“Ay, ay, Bill, I expect most of us are of one mind there; wait a minute, and I am with you.”

“Ay, ay,” said a chorus of men round; and in little groups they put on their coats, and went off towards the town, until not a single being was left, and the great cutting, which half an hour before had been so full of life, stood idle and deserted, with the picks, and shovels, and tools strewn idly about, and the teams munching their oats without a driver.

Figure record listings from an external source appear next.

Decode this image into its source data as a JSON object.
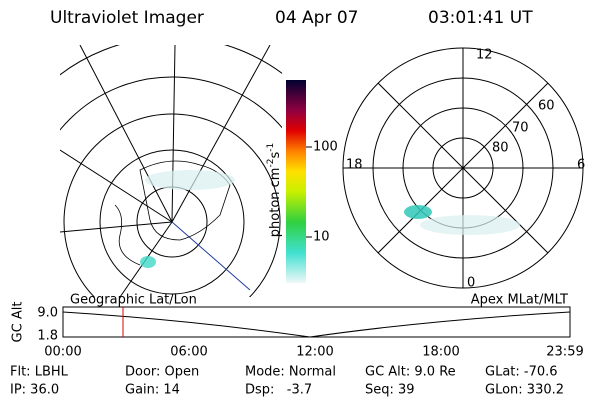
{
  "header": {
    "instrument": "Ultraviolet Imager",
    "date": "04 Apr 07",
    "time": "03:01:41 UT"
  },
  "colorbar": {
    "unit_base": "photon cm",
    "unit_exp1": "-2",
    "unit_mid": "s",
    "unit_exp2": "-1",
    "ticks": [
      "100",
      "10"
    ]
  },
  "polar": {
    "mlt": [
      "12",
      "6",
      "18",
      "0"
    ],
    "mlat": [
      "60",
      "70",
      "80"
    ]
  },
  "altitude_plot": {
    "left_title": "Geographic Lat/Lon",
    "right_title": "Apex MLat/MLT",
    "y_label": "GC Alt",
    "y_ticks": [
      "9.0",
      "1.8"
    ],
    "x_ticks": [
      "00:00",
      "06:00",
      "12:00",
      "18:00",
      "23:59"
    ]
  },
  "info": {
    "rows": [
      [
        "Flt: LBHL",
        "Door: Open",
        "Mode: Normal",
        "GC Alt: 9.0 Re",
        "GLat: -70.6"
      ],
      [
        "IP: 36.0",
        "Gain: 14",
        "Dsp:   -3.7",
        "Seq: 39",
        "GLon: 330.2"
      ]
    ]
  }
}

For a long time Fred Bingham stood immoveable; then, with a deep curse, he turned away.

“I’ll be even with you yet, Maynard; this is one for you, but I’ve had the best of it yet.”

The news rapidly spread over the works that Mr. Maynard had left; and the next morning, out of the thousand men previously at work, not twenty answered to their names.

Fred Bingham was riding moodily homewards, when he came up to a young navvy, who was walking in the same direction. Fred Bingham wanted to go up to one of the cuttings which was close to the road, and so he dismounted, and called to the lad, in his usual sharp, imperious way, “Here, you boy, hold my horse for me.”

The lad looked round—“Hold it yourself,” he said.

“Oh, it’s you, is it, Holl? don’t give me any of your insolence, or I’ll lay my whip over your back.”

“It’s more than you dare do,” the lad said.

Fred Bingham was personally not a coward, and in his present state of sullen fury he did not hesitate a moment, but struck the boy across the cheek with all his force with the riding-whip.